After parking the car, we approached the museum again on foot, but going through the area where I lost the first set of Barcelona’s vast population of parasites. I see one and he recognizes both Lisa and me and ducks into the kitchen of the restaurant he was in. I start taking pictures of him and his fellow parasites and keep close watch on the rat-hole of a restaurant they inhabit, while Lisa goes into a nearby shop to call the police. Police come, we give report, they ask us to file a full report at the station which we agree to and end up spending essentially the rest of the day there. Lost day on parasites. The second coming can’t come soon enough, though we have been praying that those looting wastes of food/water/air will find Christ and change their ways.
Oh, by the way, the police ask why we thought the guy might be right enough about the flat tire to open the door. We tell him that we had had a flat the night before. He said “kids on a scooter tell you?” We say “Uh, yeah.” He proceeds to tell us that the kids on the scooter were the ones that slashed our tire, with a knife or sharpened screwdriver in their shoe. They have an accomplice who then opens the door, same as the above mentioned procedure, and takes whatever is close-by inside. The cop asks if anything was missing, but there wasn’t. He says, “then they failed that time. That’s good.” Yeah, celebration time.
So, to sum up. We were in Barcelona 3 days. Crime was attempted on us 3 times. Two were successful (a camera to the tune of $800, and a tire to the tune of $200 and a night and day wasted). We decide Spain is not for us until they can get a new government and police force who take immigration and crime seriously. Goodbye Barcelona.
June 24
We drive from Spain back to France. Wonderful to see France. Vive La France.
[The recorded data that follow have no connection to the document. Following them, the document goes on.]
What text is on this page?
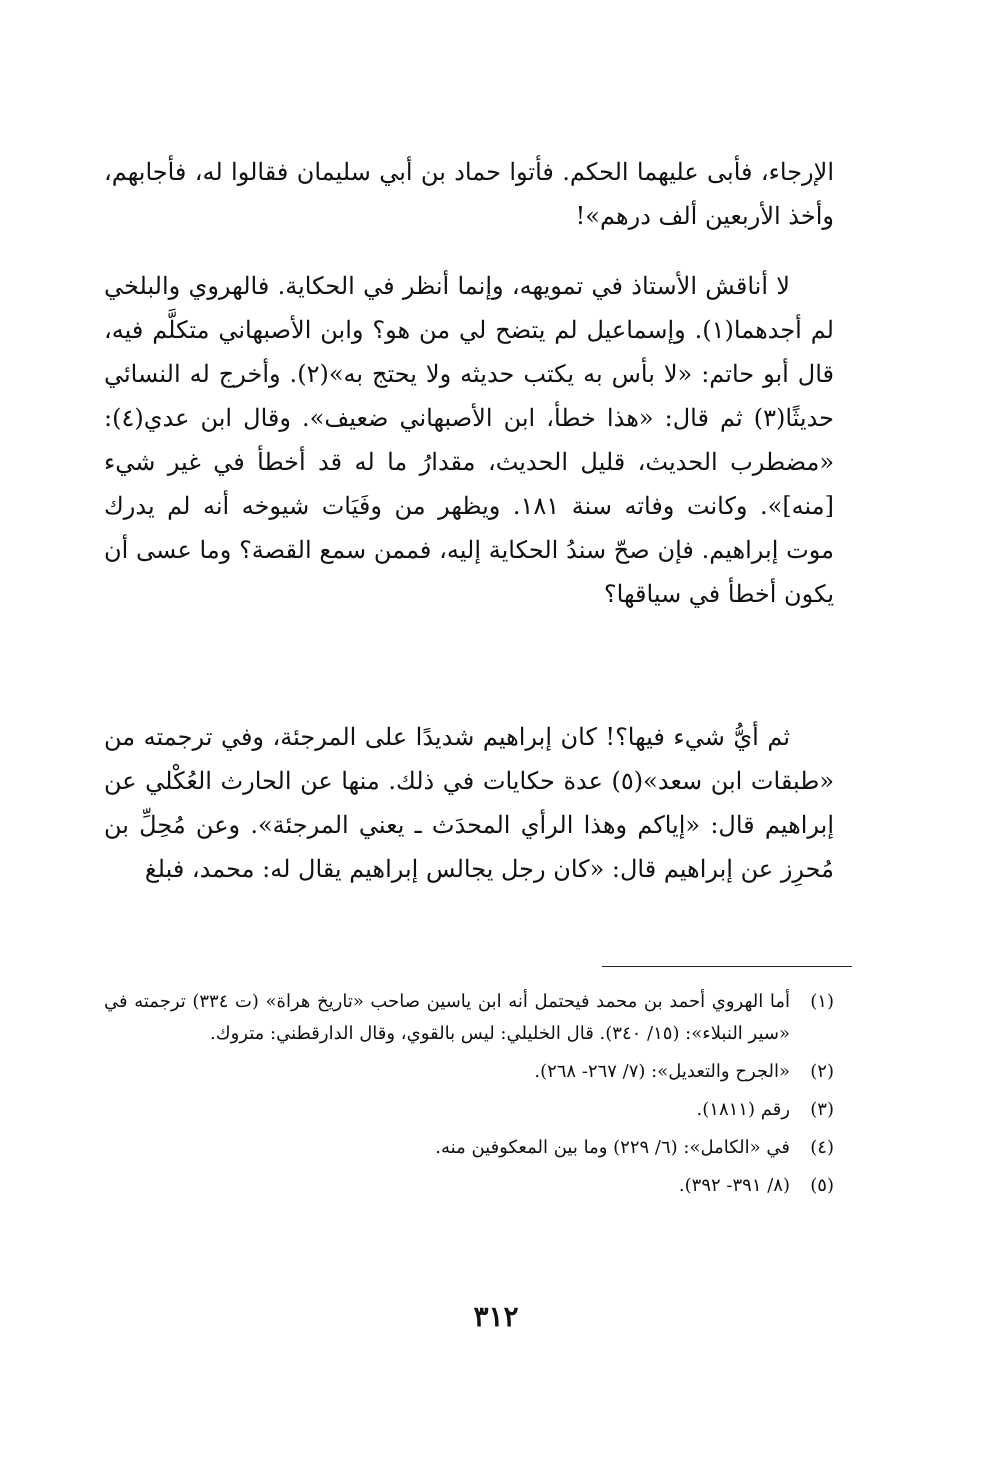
الإرجاء، فأبى عليهما الحكم. فأتوا حماد بن أبي سليمان فقالوا له، فأجابهم، وأخذ الأربعين ألف درهم»!

لا أناقش الأستاذ في تمويهه، وإنما أنظر في الحكاية. فالهروي والبلخي لم أجدهما(١). وإسماعيل لم يتضح لي من هو؟ وابن الأصبهاني متكلَّم فيه، قال أبو حاتم: «لا بأس به يكتب حديثه ولا يحتج به»(٢). وأخرج له النسائي حديثًا(٣) ثم قال: «هذا خطأ، ابن الأصبهاني ضعيف». وقال ابن عدي(٤): «مضطرب الحديث، قليل الحديث، مقدارُ ما له قد أخطأ في غير شيء [منه]». وكانت وفاته سنة ١٨١. ويظهر من وفَيَات شيوخه أنه لم يدرك موت إبراهيم. فإن صحّ سندُ الحكاية إليه، فممن سمع القصة؟ وما عسى أن يكون أخطأ في سياقها؟

ثم أيُّ شيء فيها؟! كان إبراهيم شديدًا على المرجئة، وفي ترجمته من «طبقات ابن سعد»(٥) عدة حكايات في ذلك. منها عن الحارث العُكْلي عن إبراهيم قال: «إياكم وهذا الرأي المحدَث ـ يعني المرجئة». وعن مُحِلِّ بن مُحرِز عن إبراهيم قال: «كان رجل يجالس إبراهيم يقال له: محمد، فبلغ

(١)
أما الهروي أحمد بن محمد فيحتمل أنه ابن ياسين صاحب «تاريخ هراة» (ت ٣٣٤) ترجمته في «سير النبلاء»: (١٥/ ٣٤٠). قال الخليلي: ليس بالقوي، وقال الدارقطني: متروك.
(٢)
«الجرح والتعديل»: (٧/ ٢٦٧- ٢٦٨).
(٣)
رقم (١٨١١).
(٤)
في «الكامل»: (٦/ ٢٢٩) وما بين المعكوفين منه.
(٥)
(٨/ ٣٩١- ٣٩٢).
٣١٢
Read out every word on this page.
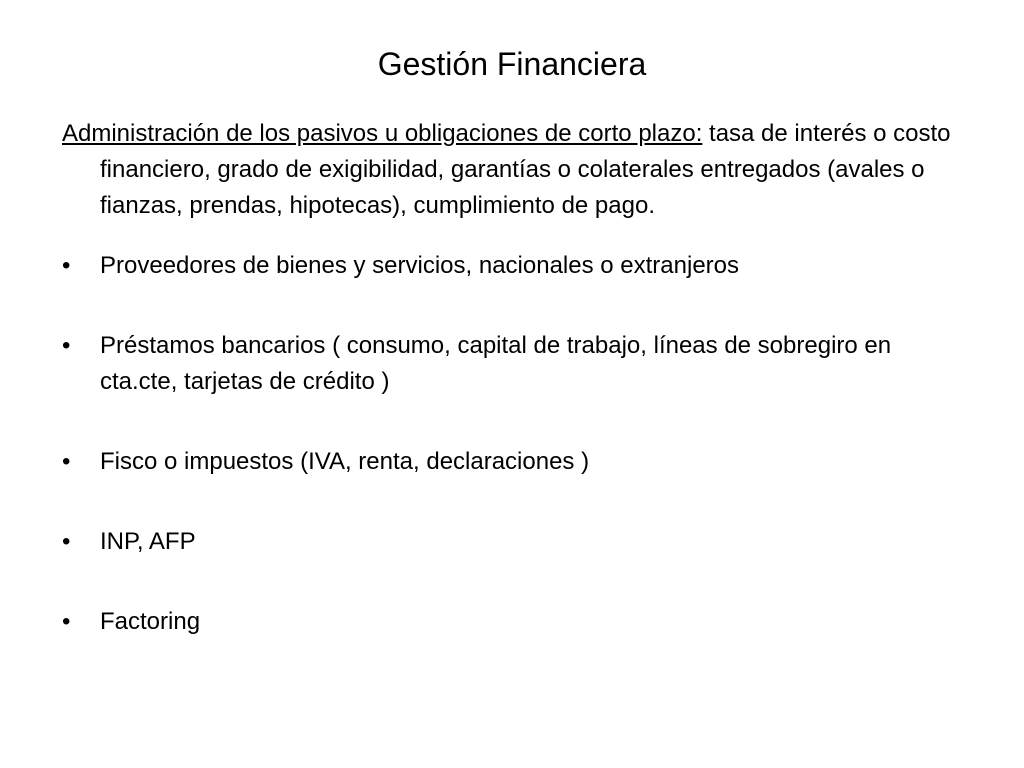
Gestión Financiera

Administración de los pasivos u obligaciones de corto plazo: tasa de interés o costo financiero, grado de exigibilidad, garantías o colaterales entregados (avales o fianzas, prendas, hipotecas), cumplimiento de pago.

•	Proveedores de bienes y servicios, nacionales o extranjeros
•	Préstamos bancarios ( consumo, capital de trabajo, líneas de sobregiro en cta.cte, tarjetas de crédito )
•	Fisco o impuestos (IVA, renta, declaraciones )
•	INP, AFP
•	Factoring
We drive to Rocamadour, a cliff town in the Dordogne region with a spectacular appearance. We stay the night in one of the well-furnished out buildings of a beautiful farm turned chic Hotel just a few kilometers away from town. We head back into town and explore on foot. Amazing sights: tight walking streets lined with shops and restaurants, ancient buildings covered with character, a small old chapel next to the grave site of one St. Amadour. Night pictures from various places around the valley looking at the lit city. One of the best parts of the trip so far. Amazing.